Although Next customers will be some of the worst impacted by the economic downturn (they are mainly at family rearing age and therefore have significant financial commitments), the retailer's results highlight that people are still willing to spend, should they need or want to. Indeed, Next attributes its stronger than expected trading to a far better summer than last year. After two poor summers, the warmer weather has forced consumers to spend on seasonal garments. This, Next estimates, has boosted retail sales by between 2% and 3%. It also attributes its growth to the design and fashion content of its ranges across all product areas. In turn, its summer sales began with 19% less stock than last year, with initial clearance trading reported as encouraging.
Given its stronger than expected performance, the retailer has increased its profit forecast for the first half by GBP15m. Moreover, bought in margin is also forecast to surpass expectations in the second half due to better than planned negotiations and sourcing. That said, Next is rightly staying cautious about the remainder of its financial year, expecting consumers to continue being careful with their spending. Without the benefit of a strong summer, the retailer expects its second half performance to be significantly below that of the first, forecasting like-for-likes of between -3.5% and -6.5%.

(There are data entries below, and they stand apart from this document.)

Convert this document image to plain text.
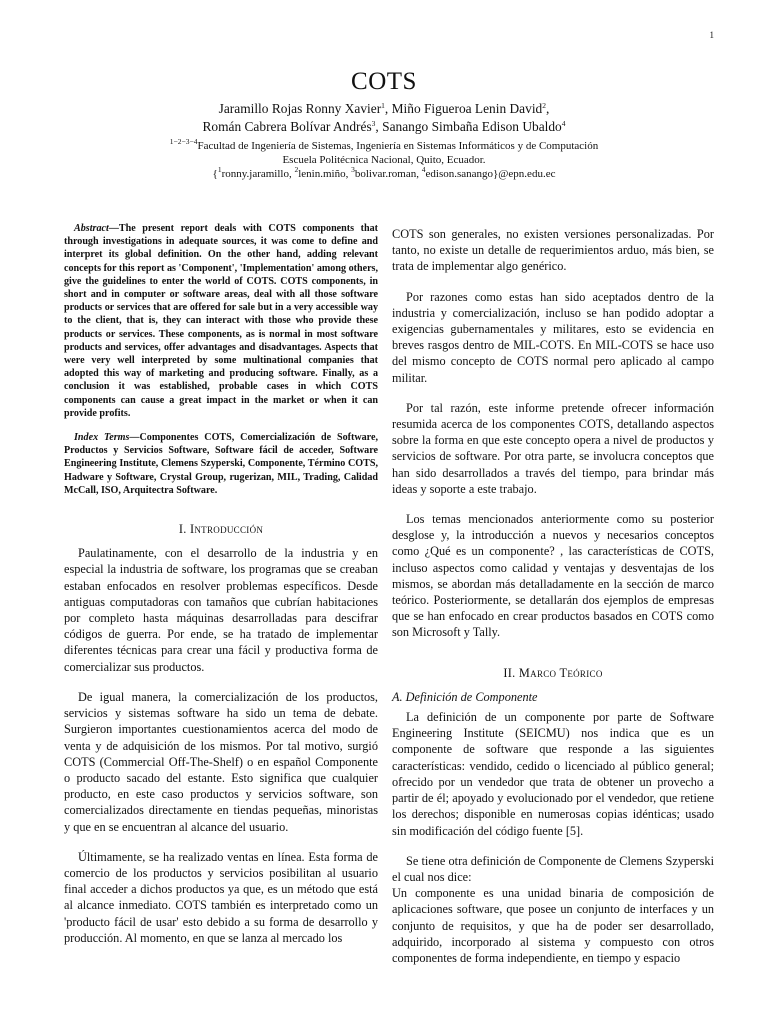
1
COTS
Jaramillo Rojas Ronny Xavier$^1$, Miño Figueroa Lenin David$^2$,
Román Cabrera Bolívar Andrés$^3$, Sanango Simbaña Edison Ubaldo$^4$
$^{1-2-3-4}$Facultad de Ingeniería de Sistemas, Ingeniería en Sistemas Informáticos y de Computación
Escuela Politécnica Nacional, Quito, Ecuador.
{$^1$ronny.jaramillo, $^2$lenin.miño, $^3$bolivar.roman, $^4$edison.sanango}@epn.edu.ec

Abstract—The present report deals with COTS components that through investigations in adequate sources, it was come to define and interpret its global definition. On the other hand, adding relevant concepts for this report as 'Component', 'Implementation' among others, give the guidelines to enter the world of COTS. COTS components, in short and in computer or software areas, deal with all those software products or services that are offered for sale but in a very accessible way to the client, that is, they can interact with those who provide these products or services. These components, as is normal in most software products and services, offer advantages and disadvantages. Aspects that were very well interpreted by some multinational companies that adopted this way of marketing and producing software. Finally, as a conclusion it was established, probable cases in which COTS components can cause a great impact in the market or when it can provide profits.

Index Terms—Componentes COTS, Comercialización de Software, Productos y Servicios Software, Software fácil de acceder, Software Engineering Institute, Clemens Szyperski, Componente, Término COTS, Hadware y Software, Crystal Group, rugerizan, MIL, Trading, Calidad McCall, ISO, Arquitectra Software.

I. Introducción

Paulatinamente, con el desarrollo de la industria y en especial la industria de software, los programas que se creaban estaban enfocados en resolver problemas específicos. Desde antiguas computadoras con tamaños que cubrían habitaciones por completo hasta máquinas desarrolladas para descifrar códigos de guerra. Por ende, se ha tratado de implementar diferentes técnicas para crear una fácil y productiva forma de comercializar sus productos.

De igual manera, la comercialización de los productos, servicios y sistemas software ha sido un tema de debate. Surgieron importantes cuestionamientos acerca del modo de venta y de adquisición de los mismos. Por tal motivo, surgió COTS (Commercial Off-The-Shelf) o en español Componente o producto sacado del estante. Esto significa que cualquier producto, en este caso productos y servicios software, son comercializados directamente en tiendas pequeñas, minoristas y que en se encuentran al alcance del usuario.

Últimamente, se ha realizado ventas en línea. Esta forma de comercio de los productos y servicios posibilitan al usuario final acceder a dichos productos ya que, es un método que está al alcance inmediato. COTS también es interpretado como un 'producto fácil de usar' esto debido a su forma de desarrollo y producción. Al momento, en que se lanza al mercado los

COTS son generales, no existen versiones personalizadas. Por tanto, no existe un detalle de requerimientos arduo, más bien, se trata de implementar algo genérico.

Por razones como estas han sido aceptados dentro de la industria y comercialización, incluso se han podido adoptar a exigencias gubernamentales y militares, esto se evidencia en breves rasgos dentro de MIL-COTS. En MIL-COTS se hace uso del mismo concepto de COTS normal pero aplicado al campo militar.

Por tal razón, este informe pretende ofrecer información resumida acerca de los componentes COTS, detallando aspectos sobre la forma en que este concepto opera a nivel de productos y servicios de software. Por otra parte, se involucra conceptos que han sido desarrollados a través del tiempo, para brindar más ideas y soporte a este trabajo.

Los temas mencionados anteriormente como su posterior desglose y, la introducción a nuevos y necesarios conceptos como ¿Qué es un componente? , las características de COTS, incluso aspectos como calidad y ventajas y desventajas de los mismos, se abordan más detalladamente en la sección de marco teórico. Posteriormente, se detallarán dos ejemplos de empresas que se han enfocado en crear productos basados en COTS como son Microsoft y Tally.

II. Marco Teórico
A. Definición de Componente

La definición de un componente por parte de Software Engineering Institute (SEICMU) nos indica que es un componente de software que responde a las siguientes características: vendido, cedido o licenciado al público general; ofrecido por un vendedor que trata de obtener un provecho a partir de él; apoyado y evolucionado por el vendedor, que retiene los derechos; disponible en numerosas copias idénticas; usado sin modificación del código fuente [5].

Se tiene otra definición de Componente de Clemens Szyperski el cual nos dice:

Un componente es una unidad binaria de composición de aplicaciones software, que posee un conjunto de interfaces y un conjunto de requisitos, y que ha de poder ser desarrollado, adquirido, incorporado al sistema y compuesto con otros componentes de forma independiente, en tiempo y espacio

The tough economic climate will continue to prove challenging for Next. Nevertheless, its reaction so far has been positive. Tightly managing its stock, improving the design content of its ranges and cautiously planning for difficult times have helped to drive better than expected sales. However, the second half of the year will prove crucial for the retailer and it is essential that the company remains focused on maintaining this cautious approach into the rest of the year in order to protect profits.